Wysłannik rozpłynął się bez śladu, oddalił się od niej i w niej, a Miriam powracała ze swojego utajonego wnętrza do rzeczywistości biednej izby, dzbanów na wodę i mąki, i przetaka leżącego na progu, i tylko niebieskie oczy, gorączkowo i niespokojnie błyszczące pod czarnymi łukami brwi, pełne radosnej troski świadczyły, że uderzył w nią łagodny grom Pana najwyższych gór El Szaddaja.
Wyszła przed dom.

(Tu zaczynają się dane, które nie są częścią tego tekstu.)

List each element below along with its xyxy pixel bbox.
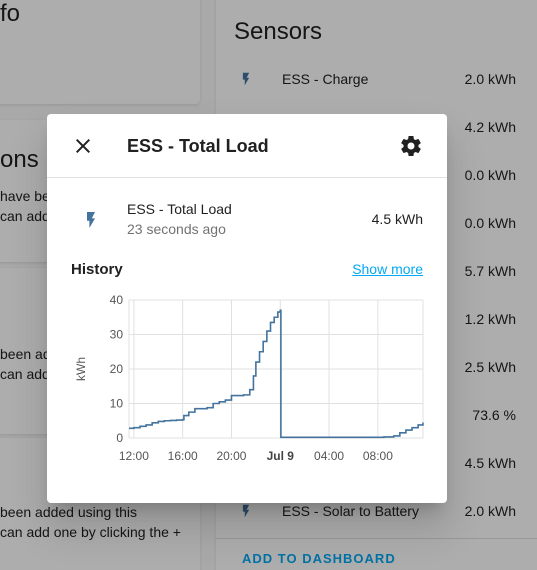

Usiadła przy drodze na ziemi, w pełnym słońcu na podwiniętych nogach, spojrzała w czyste niebo, błękitne, bez jednej chmury, rozciągnięte jak jedwabna opona namiotu od Ezdrelonu po Karmel i góry Naftali, i zamknąwszy powieki, zmęczona, trwała w bezruchu, rozkoszując się spokojem i ciszą, płynącą od pól i dolin, nasyconych zapachem świeżych ziół. Nagle poczuta na sobie cień, który ją coraz szczelniej otulał. Otworzyła oczy i spostrzegła, że pada na nią cienista smuga, chociaż na rozżarzonym niebie nie było ani jednego obłoku, ale mimo to cień padał od obłoku, gdyż cień był obłokiem, a obłok cieniem, a razem byli Szechiną obecnością Jahwe, Jego mieszkaniem i objawieniem, cienisto-obłocznym JESTEM, który wpłynął w krew Miriam i wraz z krwią wypełnił wszystkie komórki jej ciała, aż do ostatnich granic jej Jestestwa. Opuściła powieki.
Wtedy właśnie zbiegł ze wzgórza zdyszany Josef, stanął przed Miriam i wyciągnąwszy do niej ramiona, chciał ją przywołać ku sobie miłującym słowem, ale spostrzegłszy smugę cienia, która ocieniała jej postać, zatrwożony, szybko cofnął wyciągniętą dłoń i szepnął: Co Ci jest, Miriam? Ale nie usłyszał żadnej odpowiedzi, tylko widział, jak po jej wargach i zamkniętych powiekach powoli przesuwa się fioletowy cień.
Roman BRANDSTAETTER
Roman Brandstaetter (1906-1987). Polski pisarz żydowskiego pochodzenia. Przyjął katolicyzm przebywając podczas II wojny światowej na Bliskim Wschodzie; w latach 1947-1948 pracował w służbie dyplomatycznej w Rzymie, resztę życia spędził w Poznaniu. Wydał tomy liryki religijnej Jarzma (1928), Pieśni (1963), Księga modlitw ( 1985); dramaty Powrót syna marnotrawnego (1947), Śmierć na wybrzeżu Artemidy (1962), Ludzie z martwej winnicy (1956), Dzień gniewu (1962), Milczenie (1957), Jezus z Nazarethu (1967-1973. Autor szkiców Krąg biblijny i franciszkański (1981) i przekładów poezji biblijnej Słowo nad słowami (1964), Psałterz (1968), Pieśń nad pieśniami (1988) oraz dramatów Szekspira. Pozostawił po sobie refleksyjno-wspomnieniowe Przypadki mojego życia (1988).
„Nasza Rodzina”, nr 3 (282) 1968, s. 6–7, 10–11.